Rhany Chairunissa Rufinaldo
11 Maret 2020•Update: 12 Maret 2020
Ferdi Turkten
ANKARA
Turki berupaya mengubah gencatan senjata sementara di Provinsi Idlib yang dikuasai oposisi Suriah menjadi permanen.
Pernyataan itu disampaikan oleh menteri Luar Negeri Turki Mevlut Cavusoglu kepada wartawan di Ibu Kota Ankara, Rabu.
"Saat ini, berbagai upaya sedang dilakukan untuk membuat gencatan senjata sementara ini permanen," kata Cavusoglu.
Dia mengatakan bahwa Turki dan delegasi militer Rusia sedang mendiskusikan cara-cara untuk memastikan pergerakan lalu lintas yang aman di jalan raya strategis M4 di Idlib, di mana kedua negara akan memulai patroli bersama.
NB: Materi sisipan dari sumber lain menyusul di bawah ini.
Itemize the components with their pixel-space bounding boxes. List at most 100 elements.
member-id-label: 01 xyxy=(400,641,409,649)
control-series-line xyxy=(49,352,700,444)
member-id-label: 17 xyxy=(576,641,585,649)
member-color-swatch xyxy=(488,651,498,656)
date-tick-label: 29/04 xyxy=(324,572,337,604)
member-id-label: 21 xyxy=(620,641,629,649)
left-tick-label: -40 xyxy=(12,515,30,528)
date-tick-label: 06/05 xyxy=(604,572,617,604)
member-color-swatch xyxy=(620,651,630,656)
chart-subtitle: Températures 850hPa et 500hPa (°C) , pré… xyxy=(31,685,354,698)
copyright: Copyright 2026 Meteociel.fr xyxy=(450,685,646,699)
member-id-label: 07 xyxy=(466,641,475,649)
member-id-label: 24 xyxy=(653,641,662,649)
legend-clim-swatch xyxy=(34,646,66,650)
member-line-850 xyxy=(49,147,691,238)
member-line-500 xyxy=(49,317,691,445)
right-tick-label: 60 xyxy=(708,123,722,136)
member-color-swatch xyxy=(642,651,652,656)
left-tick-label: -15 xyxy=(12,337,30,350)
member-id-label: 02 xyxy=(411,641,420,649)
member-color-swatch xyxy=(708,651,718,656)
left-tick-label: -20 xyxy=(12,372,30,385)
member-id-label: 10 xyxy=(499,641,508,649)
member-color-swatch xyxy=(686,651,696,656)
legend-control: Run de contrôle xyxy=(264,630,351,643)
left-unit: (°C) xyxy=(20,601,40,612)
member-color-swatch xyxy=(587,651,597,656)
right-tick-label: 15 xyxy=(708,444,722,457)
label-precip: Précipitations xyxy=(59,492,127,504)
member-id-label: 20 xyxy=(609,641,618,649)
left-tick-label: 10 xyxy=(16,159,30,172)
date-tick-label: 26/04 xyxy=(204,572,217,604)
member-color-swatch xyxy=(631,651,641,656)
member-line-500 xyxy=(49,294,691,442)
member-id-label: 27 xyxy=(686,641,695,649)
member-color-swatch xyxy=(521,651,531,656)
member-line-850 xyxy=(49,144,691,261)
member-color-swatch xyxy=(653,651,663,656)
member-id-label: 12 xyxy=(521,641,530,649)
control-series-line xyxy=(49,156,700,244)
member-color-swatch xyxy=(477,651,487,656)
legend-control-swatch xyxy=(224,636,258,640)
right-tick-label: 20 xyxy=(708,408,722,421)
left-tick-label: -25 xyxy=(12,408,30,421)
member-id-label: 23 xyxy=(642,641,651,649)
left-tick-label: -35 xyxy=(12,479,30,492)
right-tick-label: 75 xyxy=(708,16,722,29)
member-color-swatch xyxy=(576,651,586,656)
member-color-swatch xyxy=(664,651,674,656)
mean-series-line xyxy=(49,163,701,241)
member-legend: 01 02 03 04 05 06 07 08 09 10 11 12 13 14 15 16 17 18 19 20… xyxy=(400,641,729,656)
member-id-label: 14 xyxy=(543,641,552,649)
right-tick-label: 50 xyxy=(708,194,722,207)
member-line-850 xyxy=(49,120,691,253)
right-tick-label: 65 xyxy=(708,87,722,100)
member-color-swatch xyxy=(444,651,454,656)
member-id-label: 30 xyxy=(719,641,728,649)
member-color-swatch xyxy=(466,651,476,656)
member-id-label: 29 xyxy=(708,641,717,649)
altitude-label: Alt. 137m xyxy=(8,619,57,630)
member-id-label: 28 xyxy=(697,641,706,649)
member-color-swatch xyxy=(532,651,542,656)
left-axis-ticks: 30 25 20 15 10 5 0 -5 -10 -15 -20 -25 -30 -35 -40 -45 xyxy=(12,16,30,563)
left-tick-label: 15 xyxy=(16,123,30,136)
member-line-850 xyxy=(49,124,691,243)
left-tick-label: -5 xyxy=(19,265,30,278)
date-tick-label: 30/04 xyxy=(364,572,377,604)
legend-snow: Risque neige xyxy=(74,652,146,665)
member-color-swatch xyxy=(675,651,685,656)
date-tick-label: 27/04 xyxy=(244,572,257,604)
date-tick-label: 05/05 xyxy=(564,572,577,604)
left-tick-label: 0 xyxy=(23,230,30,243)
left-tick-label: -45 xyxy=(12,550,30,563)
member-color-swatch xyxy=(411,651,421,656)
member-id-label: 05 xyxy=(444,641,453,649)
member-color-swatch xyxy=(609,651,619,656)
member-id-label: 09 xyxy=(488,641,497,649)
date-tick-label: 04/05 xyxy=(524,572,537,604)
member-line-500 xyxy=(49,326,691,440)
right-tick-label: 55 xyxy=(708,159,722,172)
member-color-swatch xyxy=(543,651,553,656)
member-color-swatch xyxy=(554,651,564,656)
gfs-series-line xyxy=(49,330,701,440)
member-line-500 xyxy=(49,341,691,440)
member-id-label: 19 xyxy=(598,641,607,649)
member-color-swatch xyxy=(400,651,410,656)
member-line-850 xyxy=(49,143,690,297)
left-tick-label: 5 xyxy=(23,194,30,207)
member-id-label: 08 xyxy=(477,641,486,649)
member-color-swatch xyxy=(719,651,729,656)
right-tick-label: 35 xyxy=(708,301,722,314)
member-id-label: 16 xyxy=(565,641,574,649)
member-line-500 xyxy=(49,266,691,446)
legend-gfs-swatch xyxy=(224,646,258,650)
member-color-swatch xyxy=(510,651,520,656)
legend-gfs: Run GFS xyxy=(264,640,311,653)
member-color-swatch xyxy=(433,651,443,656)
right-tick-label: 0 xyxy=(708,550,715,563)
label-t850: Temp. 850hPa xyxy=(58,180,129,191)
Untuk sebuah pertanyaan tentang bagaimana gencatan senjata bertahan, Cavusoglu mengatakan ada serangan gertakan dua hari yang lalu, tetapi Turki sudah menanggapinya.
Patroli gabungan Turki-Rusia juga akan dimulai pada 15 Maret di sepanjang jalan raya M4 dari permukiman Trumba, di sebelah barat Saraqib, ke permukiman Ain al-Havr.
Turki meluncurkan Operasi Perisai Musim Semi pada 27 Februari, setelah 34 tentara gugur dalam serangan udara rezim Bashar al-Assad di Idlib yang berulang kali melanggar kesepakatan gencatan senjata sebelumnya.
Di bawah kesepakatan 2018 dengan Rusia, pasukan Turki dikerahkan ke Idlib untuk melindungi warga sipil dari serangan rezim dan sekutunya.